Ab sofort werden wir jedes Monat einem User einen speziellen Titel vergeben.

Das Ganze läuft so ab, dass ihr alle einen oder mehrere User vorschlägt. Am Besten auch gleich mit Titel-Vorschläge. Dann gibt's eine Umfrage, und der Beste gewinnt. Zum Schluss wird in Absprache mit dem User der Titel vergeben.

Welche User können vorgeschlagen werden:
- die sich besonders um das Forum bemühen
- die sich besonders um den DH-Sport verdient machen
- die einfach nur dazugehören, ohne denen das Forum nicht das Forum wäre.
- ...

Wir Moderatoren haben beschlossen, dass georg auf jedenfalls mal einen Titel erhält.
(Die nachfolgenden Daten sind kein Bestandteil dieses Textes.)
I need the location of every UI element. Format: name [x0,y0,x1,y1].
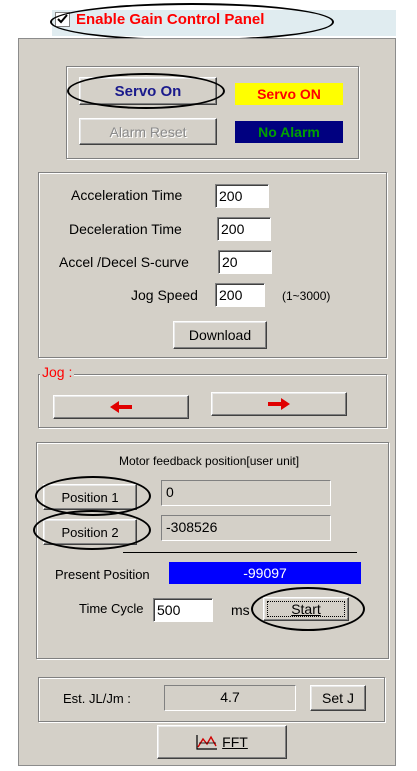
jog-speed-label: Jog Speed [131,287,198,303]
jog-speed-field[interactable] [215,283,265,307]
position-divider [123,552,357,553]
enable-panel-checkbox[interactable] [55,12,70,27]
time-cycle-unit: ms [231,602,250,618]
deceleration-time-field[interactable] [217,217,271,241]
gain-control-panel: Servo On Servo ON Alarm Reset No Alarm A… [18,38,396,766]
position1-value: 0 [161,480,331,506]
time-cycle-label: Time Cycle [79,601,144,616]
fft-button[interactable]: FFT [157,725,287,759]
servo-status-indicator: Servo ON [235,83,343,105]
download-button[interactable]: Download [173,321,267,349]
acceleration-time-field[interactable] [215,184,269,208]
set-j-button[interactable]: Set J [310,685,366,711]
time-cycle-field[interactable] [153,598,213,622]
scurve-field[interactable] [218,250,272,274]
position-header: Motor feedback position[user unit] [119,454,300,468]
jog-speed-range: (1~3000) [282,289,331,303]
position2-value: -308526 [161,515,331,541]
alarm-status-indicator: No Alarm [235,121,343,143]
position2-button[interactable]: Position 2 [43,519,137,545]
jog-forward-button[interactable] [211,392,347,416]
arrow-right-icon [268,398,290,410]
present-position-label: Present Position [55,567,150,582]
checkmark-icon [57,14,68,24]
jog-reverse-button[interactable] [53,395,189,419]
inertia-value: 4.7 [164,685,296,711]
enable-panel-label[interactable]: Enable Gain Control Panel [76,11,264,28]
inertia-label: Est. JL/Jm : [63,691,131,706]
servo-on-button[interactable]: Servo On [79,77,217,105]
acceleration-time-label: Acceleration Time [71,187,183,203]
arrow-left-icon [110,401,132,413]
start-button[interactable]: Start [263,597,349,621]
chart-icon [196,735,218,750]
position-group [36,442,389,659]
present-position-value: -99097 [169,562,361,584]
fft-label: FFT [222,734,248,750]
position1-button[interactable]: Position 1 [43,484,137,510]
alarm-reset-button[interactable]: Alarm Reset [79,118,217,145]
scurve-label: Accel /Decel S-curve [59,254,189,270]
deceleration-time-label: Deceleration Time [69,221,182,237]
jog-group-title: Jog : [40,364,75,380]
Ihr könnt also Vorschläge für Titeln für georg posten.
Zusätzlich erhält im November noch ein User einen speziellen Titel. Ihr könnt also Nominierungen vorschlagen und gleich Titelvorschläge einbringen. 

Aja: Downhill Ranger brauchen natürlich keinen neuen Titel, sollte aber klar sein

----------


## pagey

für georg schlag ich "ingenieur" vor !!

----------


## Daywalker

"Professor"

----------


## DH-Rooky

Oiso beim georg bin i für Doc Downhill  
weil der Akademiker soll scho zu erkennen sein

Dann mecht i no den Freakazoid vorschlagen weil er hoid da Freaky is   und da hätt i 2 Vorschläge:
1. Tangafreak oder
2. Blackstringfreak
der 2. Vorschlag is von da babi und i hab mi ned entscheiden können welcher besser is

----------


## Chris

ao. Prof. Dr. hc. Downhill

----------


## el panecillo

meine bescheidenen vorschläge  
fürn georg:
"brain" (leichte abstammung von pinky & brain  )
was anders fallt ma viell. noch ein  

fürn rarü (rüdiger)
"Räudiger Igel"

fürn Mätzki 
"Hallo Schneee!"
(erklärung: mätzki wird von den traunern seit gut einem jahr nurnoch mit "hallo schneee" begrüsst, grund dafür war, dass ma er vor ca 1 jahr vollkommen besoffen auf meine mobilbox gredet hat, dass er grad den letzten schnee gfundn hat (des war nach am wilden und flüssiigen nachtschicht abend, und er war grad beim heimgehn), und hat ma dann aufs telefon "HALLO SCHNEEE WIE GEHTS DA DENN ?SCHNEEEE" usw raufgschrian     ... wer ihn mätzki kennt weiß wie lustig sowas is  )

----------


## Martix

jo, fürn georg umbedingt "inschenjör"!!!

----------


## Martix

und fürn freaky: "wächter des kellerlichtes"
oder "hecker"   -> des würd aber auch fürn niZo passen!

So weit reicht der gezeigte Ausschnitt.